Jak się okazuje, na tej skali Niemcy rozwijają się powoli, a Dania np. bardzo szybko. W Niemczech nie ma ani mistrzów transformacji cyfrowej, ani też szczególnych spóźnialskich.
Bankowość spółdzielcza także radzi sobie przyzwoicie. Natomiast transformacja nie jest tu szybka. Jak stwierdził Juergen Lademann, scentralizowane IT banków spółdzielczych jest bardzo efektywne kosztowo, ale powoduje pewne spowolnienie, jeśli chodzi o innowacyjność.
Jeśli spojrzeć na banki spółdzielcze w Polsce to zaskakująco znajdują się trochę poniżej średniej niemieckiej i można by je określić jako obserwatorów czy nawet spóźnialskich.
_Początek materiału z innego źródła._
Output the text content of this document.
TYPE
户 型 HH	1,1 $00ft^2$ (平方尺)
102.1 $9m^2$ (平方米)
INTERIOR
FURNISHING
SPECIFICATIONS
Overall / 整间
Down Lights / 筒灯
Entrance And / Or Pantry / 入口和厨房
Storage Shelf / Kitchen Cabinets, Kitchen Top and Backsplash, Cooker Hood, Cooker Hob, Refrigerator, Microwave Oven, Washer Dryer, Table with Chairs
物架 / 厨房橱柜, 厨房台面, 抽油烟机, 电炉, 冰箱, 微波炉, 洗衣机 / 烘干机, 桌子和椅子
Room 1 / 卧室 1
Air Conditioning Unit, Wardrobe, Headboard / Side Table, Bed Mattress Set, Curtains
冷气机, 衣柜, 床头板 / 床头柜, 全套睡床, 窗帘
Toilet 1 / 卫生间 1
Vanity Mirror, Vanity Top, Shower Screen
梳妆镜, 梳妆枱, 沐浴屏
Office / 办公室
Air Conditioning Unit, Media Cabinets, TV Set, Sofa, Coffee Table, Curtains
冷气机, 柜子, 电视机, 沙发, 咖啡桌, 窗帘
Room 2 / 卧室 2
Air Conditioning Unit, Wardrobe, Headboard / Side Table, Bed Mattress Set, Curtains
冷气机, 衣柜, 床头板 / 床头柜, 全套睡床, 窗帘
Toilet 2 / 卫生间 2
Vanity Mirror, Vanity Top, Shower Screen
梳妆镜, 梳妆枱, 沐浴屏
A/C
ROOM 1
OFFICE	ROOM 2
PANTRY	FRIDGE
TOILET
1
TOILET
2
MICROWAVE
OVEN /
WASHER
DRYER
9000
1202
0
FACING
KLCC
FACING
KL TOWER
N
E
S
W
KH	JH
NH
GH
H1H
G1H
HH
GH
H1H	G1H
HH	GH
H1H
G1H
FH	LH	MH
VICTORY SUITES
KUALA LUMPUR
Zwrócił uwagę, że każdy bank sam decyduje jakie elementy (moduły) z oferowanej platformy IT chce wykorzystać i pod własne potrzeby skonfigurować.
Juergen Lademann podkreślił, że jak wynika z badania – bliskość, lokalna obecność jest ważna przy budowaniu zaufania klientów i jest to coś, o czym często zapomina się przy transformacji cyfrowej. Potrzebne jest także zwiększenie tempa zmian i wprowadzania nowych technologii.
Jak podsumował, większość banków ma już dojrzałość cyfrową i następuje tylko dalsza jej ewolucja. Klienci oczekują wygody w bankowości.
Na rynkach azjatyckich jest obecnie widoczny trend wykraczania funkcjonalności poza bankowość. Następuje też przeniesienie doradztwa z oddziałów banków do aplikacji. Jeśli klient ma doświadczenie np. z korzystania z usług Google, to podobnych będzie oczekiwał w aplikacji bankowej.
Monika Plocke podała, że w Polsce mamy czterech leaderów, którzy plasują się w światowej czołówce leaderów cyfrowych.
Czytaj także: FTBS 2025 o roli banków zrzeszających dla rozwoju systemów IT bankowości spółdzielczej
Technologie w obsłudze klienta – jak pozyskać nowych klientów?
LinkedIn i Facebook dla liderów bankowości spółdzielczej i strategie budowy marki osobistej oraz zaufania społeczności lokalnej przedstawiła Anna Ledwoń-Blacha, ekspertka ds. marketingu, personal branding i social mediów, dyrektorka kreatywna w agencji More Bananas.
Jak stwierdziła – markę osobistą posiada każdy, ale nie każdy świadomie ją buduje. Dlaczego to jest ważne? Jak się okazuje, 82% konsumentów w Polsce deklaruje, że chętniej wybiera marki, za którymi stoją konkretne osoby, a nie tylko logo i oferta.

Anna Ledwoń-Blacha podkreśliła, że marka osobista lidera składa się z autentyczności, czyli jest zgodna z rzeczywistością. Nie chodzi o to, żeby pokazywać wszystko i mówić wszystko o sobie. Jeżeli jednak już coś publikujemy w sieci, niech to będzie zgodne z nami. Nie przekłamujmy. Pokazujmy siebie także w sytuacji zawodowej i na spotkaniu z klientem.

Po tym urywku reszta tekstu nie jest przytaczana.